Proving $\sum_{k=0}^{2m}(-1)^k{\binom{2m}{k}}^3=(-1)^m\binom{2m}{m}\binom{3m}{m}$ (Dixon's identity)

Solution 1:

// I thought it would be nice to have an actual solution on this page (especially if that is not one of solutions posted @ MO).

OK, so we want to compute the coefficient $$ [z^{2m}w^{2m}]\left\{(1-z)^{2m}(1-w)^{2m}(z-w)^{2m}\right\} $$ i.e. the residue $$ \operatorname*{res}_{z,w}\frac{(1-z)^{2m}(1-w)^{2m}(z-w)^{2m}}{z^{2m}w^{2m}}\frac{dz}z\frac{dw}w; $$ after the substitution $Z=z/(1-w)$, $W=w/(1-z)$ (using that $z-w=\frac{Z-W}{1-ZW}$ and $\frac{dz}z\frac{dw}w=\frac{dZ\,dW}{ZW(1-ZW)}$) we see that it's equal to $$ \operatorname*{res}_{Z,W}\frac{(Z-W)^{2m}}{(1-ZW)^{2m}Z^{2m}W^{2m}}\frac{dZ\,dW}{ZW(1-ZW)}= [(ZW)^{2m}]\left\{\frac{(Z-W)^{2m}}{(1-ZW)^{2m+1}}\right\} $$ which is equal to $(-1)^m\binom{2m}{m}\binom{3m}m$.

// The substitution looks somewhat magical. I've learned it from Gessel–Stanton paper mentioned by Todd Trimble @ MO.

Solution 2:

Good$^\dagger$ proof

0. Let's prove more general form of Dixon's identity: $$ \sum(-1)^k\binom{a+b}{b+k}\binom{b+c}{c+k}\binom{c+a}{a+k}=\binom{a+b+c}{a,b,c} $$ (the version from OP corresponds to $a=b=c=n$).

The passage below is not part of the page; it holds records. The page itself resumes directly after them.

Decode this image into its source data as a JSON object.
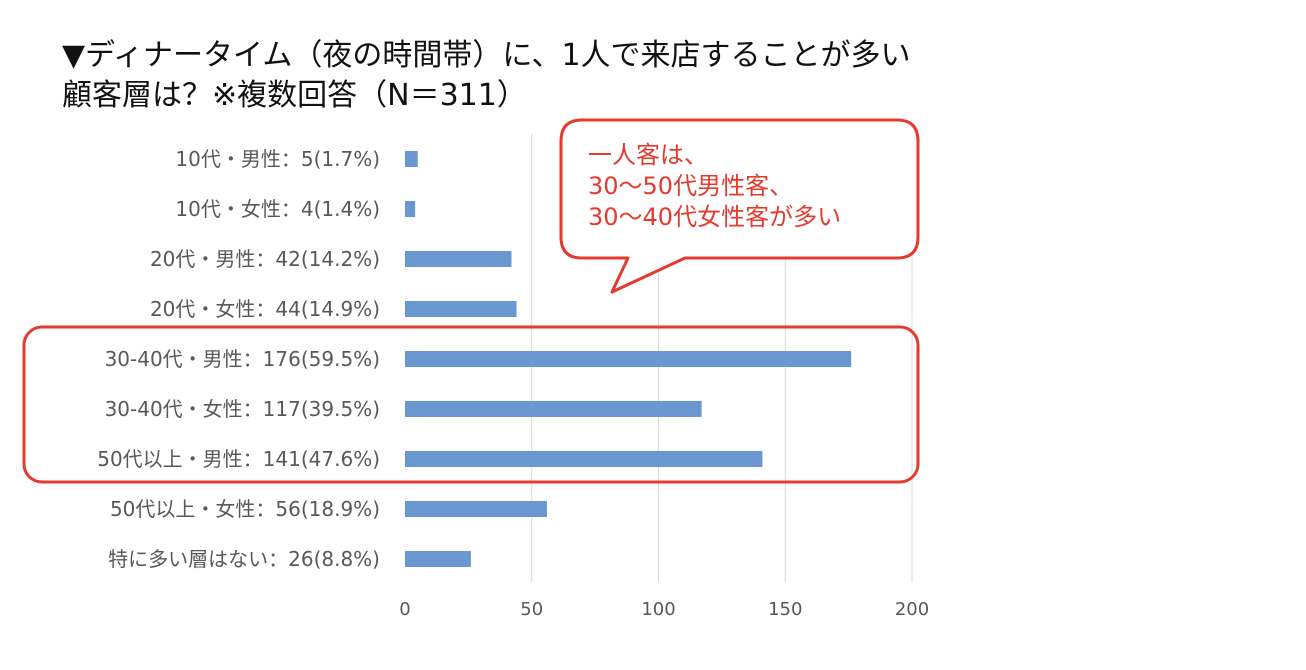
{
  "title": {
    "line1": "▼ディナータイム（夜の時間帯）に、1人で来店することが多い",
    "line2": "顧客層は？※複数回答（N＝311）"
  },
  "callout": {
    "text": "一人客は、\n30〜50代男性客、\n30〜40代女性客が多い"
  },
  "colors": {
    "bar": "#6a97cf",
    "highlight": "#e53a2f",
    "grid": "#d9d9d9",
    "label": "#595959"
  },
  "chart_data": {
    "type": "bar",
    "orientation": "horizontal",
    "categories": [
      "10代・男性：5(1.7%)",
      "10代・女性：4(1.4%)",
      "20代・男性：42(14.2%)",
      "20代・女性：44(14.9%)",
      "30-40代・男性：176(59.5%)",
      "30-40代・女性：117(39.5%)",
      "50代以上・男性：141(47.6%)",
      "50代以上・女性：56(18.9%)",
      "特に多い層はない：26(8.8%)"
    ],
    "values": [
      5,
      4,
      42,
      44,
      176,
      117,
      141,
      56,
      26
    ],
    "xlim": [
      0,
      200
    ],
    "xticks": [
      "0",
      "50",
      "100",
      "150",
      "200"
    ],
    "grid": true,
    "highlighted_categories": [
      4,
      5,
      6
    ]
  }
}
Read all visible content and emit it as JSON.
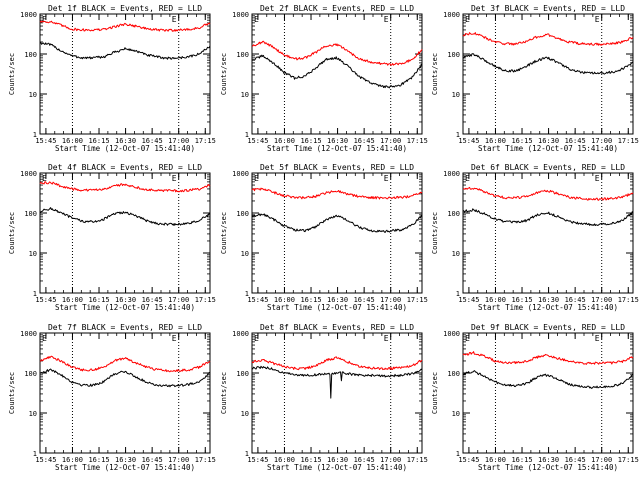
{
  "colors": {
    "events": "#000000",
    "lld": "#ff0000",
    "axes": "#000000",
    "background": "#ffffff"
  },
  "common": {
    "xlabel": "Start Time (12-Oct-07 15:41:40)",
    "ylabel": "Counts/sec",
    "x_tick_labels": [
      "15:45",
      "16:00",
      "16:15",
      "16:30",
      "16:45",
      "17:00",
      "17:15"
    ],
    "y_tick_labels": [
      "1",
      "10",
      "100",
      "1000"
    ],
    "marker_letters": [
      "E",
      "E"
    ]
  },
  "chart_data": [
    {
      "type": "line",
      "title": "Det 1f BLACK = Events, RED = LLD",
      "x_unit": "minutes after 15:41:40",
      "xlim": [
        0,
        96
      ],
      "ylim": [
        1,
        1000
      ],
      "yscale": "log",
      "x_ticks": [
        3.33,
        18.33,
        33.33,
        48.33,
        63.33,
        78.33,
        93.33
      ],
      "marker_lines_x": [
        18.33,
        78.33
      ],
      "series": [
        {
          "name": "Events",
          "color": "#000000",
          "x": [
            0,
            6,
            12,
            18,
            24,
            30,
            36,
            42,
            48,
            54,
            60,
            66,
            72,
            78,
            84,
            90,
            96
          ],
          "y": [
            190,
            170,
            120,
            90,
            80,
            80,
            85,
            110,
            135,
            120,
            95,
            85,
            78,
            80,
            85,
            100,
            160
          ]
        },
        {
          "name": "LLD",
          "color": "#ff0000",
          "x": [
            0,
            6,
            12,
            18,
            24,
            30,
            36,
            42,
            48,
            54,
            60,
            66,
            72,
            78,
            84,
            90,
            96
          ],
          "y": [
            650,
            640,
            520,
            420,
            400,
            400,
            410,
            480,
            560,
            500,
            430,
            400,
            390,
            400,
            410,
            450,
            600
          ]
        }
      ]
    },
    {
      "type": "line",
      "title": "Det 2f BLACK = Events, RED = LLD",
      "x_unit": "minutes after 15:41:40",
      "xlim": [
        0,
        96
      ],
      "ylim": [
        1,
        1000
      ],
      "yscale": "log",
      "x_ticks": [
        3.33,
        18.33,
        33.33,
        48.33,
        63.33,
        78.33,
        93.33
      ],
      "marker_lines_x": [
        18.33,
        78.33
      ],
      "series": [
        {
          "name": "Events",
          "color": "#000000",
          "x": [
            0,
            6,
            12,
            18,
            24,
            30,
            36,
            42,
            48,
            54,
            60,
            66,
            72,
            78,
            84,
            90,
            96
          ],
          "y": [
            70,
            90,
            60,
            35,
            25,
            28,
            45,
            75,
            80,
            50,
            28,
            20,
            16,
            15,
            17,
            25,
            55
          ]
        },
        {
          "name": "LLD",
          "color": "#ff0000",
          "x": [
            0,
            6,
            12,
            18,
            24,
            30,
            36,
            42,
            48,
            54,
            60,
            66,
            72,
            78,
            84,
            90,
            96
          ],
          "y": [
            160,
            200,
            150,
            95,
            75,
            80,
            110,
            160,
            170,
            120,
            80,
            65,
            58,
            55,
            58,
            70,
            130
          ]
        }
      ]
    },
    {
      "type": "line",
      "title": "Det 3f BLACK = Events, RED = LLD",
      "x_unit": "minutes after 15:41:40",
      "xlim": [
        0,
        96
      ],
      "ylim": [
        1,
        1000
      ],
      "yscale": "log",
      "x_ticks": [
        3.33,
        18.33,
        33.33,
        48.33,
        63.33,
        78.33,
        93.33
      ],
      "marker_lines_x": [
        18.33,
        78.33
      ],
      "series": [
        {
          "name": "Events",
          "color": "#000000",
          "x": [
            0,
            6,
            12,
            18,
            24,
            30,
            36,
            42,
            48,
            54,
            60,
            66,
            72,
            78,
            84,
            90,
            96
          ],
          "y": [
            80,
            100,
            70,
            50,
            38,
            38,
            50,
            70,
            80,
            60,
            42,
            35,
            33,
            33,
            35,
            42,
            60
          ]
        },
        {
          "name": "LLD",
          "color": "#ff0000",
          "x": [
            0,
            6,
            12,
            18,
            24,
            30,
            36,
            42,
            48,
            54,
            60,
            66,
            72,
            78,
            84,
            90,
            96
          ],
          "y": [
            300,
            340,
            260,
            200,
            180,
            180,
            210,
            270,
            300,
            240,
            200,
            180,
            175,
            175,
            180,
            200,
            260
          ]
        }
      ]
    },
    {
      "type": "line",
      "title": "Det 4f BLACK = Events, RED = LLD",
      "x_unit": "minutes after 15:41:40",
      "xlim": [
        0,
        96
      ],
      "ylim": [
        1,
        1000
      ],
      "yscale": "log",
      "x_ticks": [
        3.33,
        18.33,
        33.33,
        48.33,
        63.33,
        78.33,
        93.33
      ],
      "marker_lines_x": [
        18.33,
        78.33
      ],
      "series": [
        {
          "name": "Events",
          "color": "#000000",
          "x": [
            0,
            6,
            12,
            18,
            24,
            30,
            36,
            42,
            48,
            54,
            60,
            66,
            72,
            78,
            84,
            90,
            96
          ],
          "y": [
            110,
            130,
            100,
            75,
            62,
            60,
            70,
            95,
            105,
            85,
            65,
            55,
            52,
            52,
            55,
            65,
            95
          ]
        },
        {
          "name": "LLD",
          "color": "#ff0000",
          "x": [
            0,
            6,
            12,
            18,
            24,
            30,
            36,
            42,
            48,
            54,
            60,
            66,
            72,
            78,
            84,
            90,
            96
          ],
          "y": [
            550,
            580,
            470,
            400,
            370,
            370,
            400,
            480,
            520,
            440,
            390,
            370,
            360,
            360,
            370,
            400,
            500
          ]
        }
      ]
    },
    {
      "type": "line",
      "title": "Det 5f BLACK = Events, RED = LLD",
      "x_unit": "minutes after 15:41:40",
      "xlim": [
        0,
        96
      ],
      "ylim": [
        1,
        1000
      ],
      "yscale": "log",
      "x_ticks": [
        3.33,
        18.33,
        33.33,
        48.33,
        63.33,
        78.33,
        93.33
      ],
      "marker_lines_x": [
        18.33,
        78.33
      ],
      "series": [
        {
          "name": "Events",
          "color": "#000000",
          "x": [
            0,
            6,
            12,
            18,
            24,
            30,
            36,
            42,
            48,
            54,
            60,
            66,
            72,
            78,
            84,
            90,
            96
          ],
          "y": [
            80,
            95,
            70,
            48,
            38,
            36,
            45,
            70,
            85,
            65,
            45,
            37,
            35,
            35,
            38,
            48,
            85
          ]
        },
        {
          "name": "LLD",
          "color": "#ff0000",
          "x": [
            0,
            6,
            12,
            18,
            24,
            30,
            36,
            42,
            48,
            54,
            60,
            66,
            72,
            78,
            84,
            90,
            96
          ],
          "y": [
            380,
            400,
            330,
            270,
            245,
            240,
            260,
            320,
            360,
            300,
            260,
            245,
            240,
            240,
            245,
            265,
            330
          ]
        }
      ]
    },
    {
      "type": "line",
      "title": "Det 6f BLACK = Events, RED = LLD",
      "x_unit": "minutes after 15:41:40",
      "xlim": [
        0,
        96
      ],
      "ylim": [
        1,
        1000
      ],
      "yscale": "log",
      "x_ticks": [
        3.33,
        18.33,
        33.33,
        48.33,
        63.33,
        78.33,
        93.33
      ],
      "marker_lines_x": [
        18.33,
        78.33
      ],
      "series": [
        {
          "name": "Events",
          "color": "#000000",
          "x": [
            0,
            6,
            12,
            18,
            24,
            30,
            36,
            42,
            48,
            54,
            60,
            66,
            72,
            78,
            84,
            90,
            96
          ],
          "y": [
            110,
            120,
            95,
            72,
            60,
            58,
            65,
            90,
            100,
            80,
            62,
            55,
            52,
            52,
            55,
            65,
            105
          ]
        },
        {
          "name": "LLD",
          "color": "#ff0000",
          "x": [
            0,
            6,
            12,
            18,
            24,
            30,
            36,
            42,
            48,
            54,
            60,
            66,
            72,
            78,
            84,
            90,
            96
          ],
          "y": [
            400,
            420,
            340,
            270,
            240,
            240,
            260,
            320,
            360,
            300,
            250,
            230,
            220,
            220,
            230,
            250,
            320
          ]
        }
      ]
    },
    {
      "type": "line",
      "title": "Det 7f BLACK = Events, RED = LLD",
      "x_unit": "minutes after 15:41:40",
      "xlim": [
        0,
        96
      ],
      "ylim": [
        1,
        1000
      ],
      "yscale": "log",
      "x_ticks": [
        3.33,
        18.33,
        33.33,
        48.33,
        63.33,
        78.33,
        93.33
      ],
      "marker_lines_x": [
        18.33,
        78.33
      ],
      "series": [
        {
          "name": "Events",
          "color": "#000000",
          "x": [
            0,
            6,
            12,
            18,
            24,
            30,
            36,
            42,
            48,
            54,
            60,
            66,
            72,
            78,
            84,
            90,
            96
          ],
          "y": [
            100,
            120,
            90,
            60,
            50,
            50,
            60,
            95,
            110,
            80,
            60,
            50,
            48,
            48,
            52,
            62,
            100
          ]
        },
        {
          "name": "LLD",
          "color": "#ff0000",
          "x": [
            0,
            6,
            12,
            18,
            24,
            30,
            36,
            42,
            48,
            54,
            60,
            66,
            72,
            78,
            84,
            90,
            96
          ],
          "y": [
            200,
            260,
            200,
            140,
            120,
            120,
            140,
            200,
            240,
            180,
            140,
            120,
            115,
            115,
            120,
            140,
            200
          ]
        }
      ]
    },
    {
      "type": "line",
      "title": "Det 8f BLACK = Events, RED = LLD",
      "x_unit": "minutes after 15:41:40",
      "xlim": [
        0,
        96
      ],
      "ylim": [
        1,
        1000
      ],
      "yscale": "log",
      "x_ticks": [
        3.33,
        18.33,
        33.33,
        48.33,
        63.33,
        78.33,
        93.33
      ],
      "marker_lines_x": [
        18.33,
        78.33
      ],
      "series": [
        {
          "name": "Events",
          "color": "#000000",
          "x": [
            0,
            6,
            12,
            18,
            24,
            30,
            36,
            42,
            44,
            44.5,
            45,
            48,
            50,
            50.5,
            51,
            54,
            60,
            66,
            72,
            78,
            84,
            90,
            96
          ],
          "y": [
            130,
            140,
            125,
            100,
            90,
            88,
            90,
            95,
            95,
            25,
            95,
            100,
            100,
            60,
            100,
            95,
            90,
            88,
            85,
            85,
            88,
            95,
            120
          ]
        },
        {
          "name": "LLD",
          "color": "#ff0000",
          "x": [
            0,
            6,
            12,
            18,
            24,
            30,
            36,
            42,
            48,
            54,
            60,
            66,
            72,
            78,
            84,
            90,
            96
          ],
          "y": [
            190,
            210,
            175,
            145,
            130,
            130,
            150,
            210,
            240,
            190,
            150,
            135,
            130,
            130,
            135,
            150,
            210
          ]
        }
      ]
    },
    {
      "type": "line",
      "title": "Det 9f BLACK = Events, RED = LLD",
      "x_unit": "minutes after 15:41:40",
      "xlim": [
        0,
        96
      ],
      "ylim": [
        1,
        1000
      ],
      "yscale": "log",
      "x_ticks": [
        3.33,
        18.33,
        33.33,
        48.33,
        63.33,
        78.33,
        93.33
      ],
      "marker_lines_x": [
        18.33,
        78.33
      ],
      "series": [
        {
          "name": "Events",
          "color": "#000000",
          "x": [
            0,
            6,
            12,
            18,
            24,
            30,
            36,
            42,
            48,
            54,
            60,
            66,
            72,
            78,
            84,
            90,
            96
          ],
          "y": [
            95,
            110,
            85,
            60,
            50,
            48,
            55,
            80,
            90,
            70,
            52,
            46,
            44,
            44,
            46,
            55,
            90
          ]
        },
        {
          "name": "LLD",
          "color": "#ff0000",
          "x": [
            0,
            6,
            12,
            18,
            24,
            30,
            36,
            42,
            48,
            54,
            60,
            66,
            72,
            78,
            84,
            90,
            96
          ],
          "y": [
            280,
            320,
            260,
            200,
            180,
            180,
            200,
            250,
            280,
            230,
            195,
            180,
            175,
            175,
            180,
            195,
            250
          ]
        }
      ]
    }
  ]
}
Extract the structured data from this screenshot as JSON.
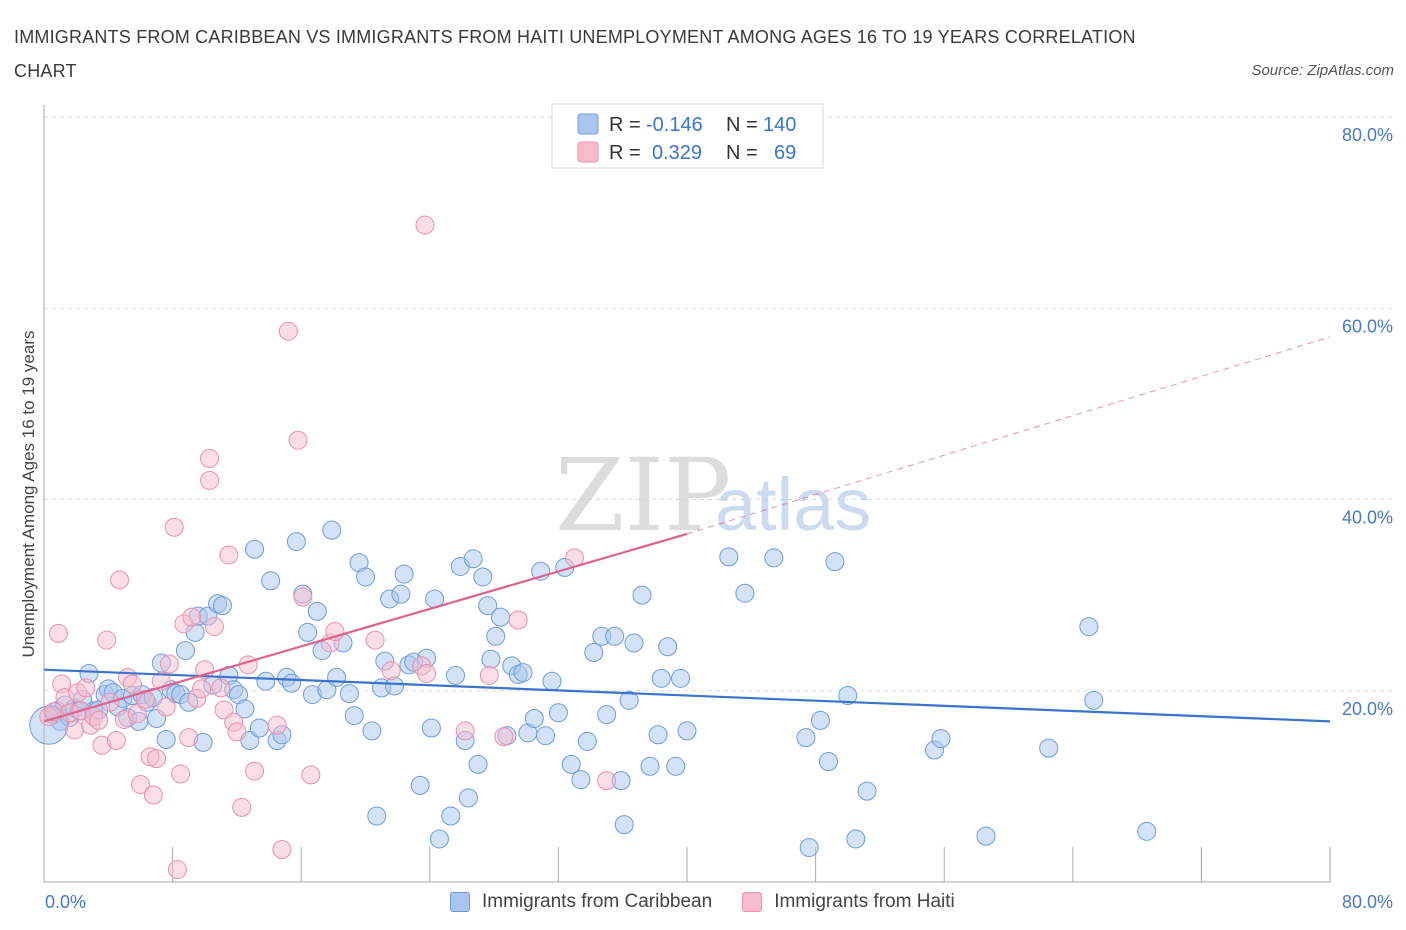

1. Trinomial coefficients satisfy — and are defined by — a simple recurrence. So we only need to show that LHS — let's denote it $F(a,b,c)$ — satisfies $$ F(a,b,c)=F(a-1,b,c)+F(a,b-1,c)+F(a,b,c-1). $$

2. Let's rewrite LHS in 'Dyson style': it's the constant term of $$ (-1)^{a+b+c}\frac{(x-y)^{a+b}(y-z)^{b+c}(z-x)^{c+a}}{x^{2a}y^{2b}z^{2c}}. $$ But now the recurrence follows immediately from the identity $$ \frac{y^2}{(x-y)(y-z)}+\frac{z^2}{(y-z)(z-x)}+\frac{x^2}{(z-x)(x-y)}=-1 $$ (which is due to Euler, I believe).

$^\dagger$‘Good’ as in ‘I.J.Good. Short Proof of a Conjecture by Dyson’

Solution 3:

This is not a (full) answer, but it won't fit to a comment (and I hope it can be finished; but I also hope that there is a much simpler solution). The LHS is the coefficient $C_{2n}$ at $1$ in $((1-z)(1-w)(1-(zw)^{-1}))^{2n}$. We have $$C_n=\frac{1}{(2\pi i)^2}\oint\oint((1-z)(1-w)(1-(zw)^{-1}))^{n}\frac{dz}{z}\frac{dw}{w}$$ (we integrate over the unit circles). Let us compute $F(t):=\sum_n C_n t^n$. We just sum a geometric series and get

$$F(t)=\frac{1}{(2\pi i)^2}\oint\oint\frac{1}{zw-t(1-z)(1-w)(zw-1)}dz\,dw.$$ Let's compute the integral wrt. $z$ using residues. In the denominator we have a quadratic polynomial in $z$ with one root in the unit disk, so the residue is $\sqrt{}$ of its discriminant, and we get (modulo calculation mistakes) $$F(t)=\frac{1}{2\pi i}\oint\frac{1}{\sqrt{(w+t(w^2-1))^2-4t^2w(1-w)^2}}dw.$$ Under the square root we have a quartic polynomial in $w$, hence $F(t)$ is a complete elliptic integral of the first kind. Now we need to bring it to the normal form, or compute its Taylor series directly; at least for now I lack the energy to do it.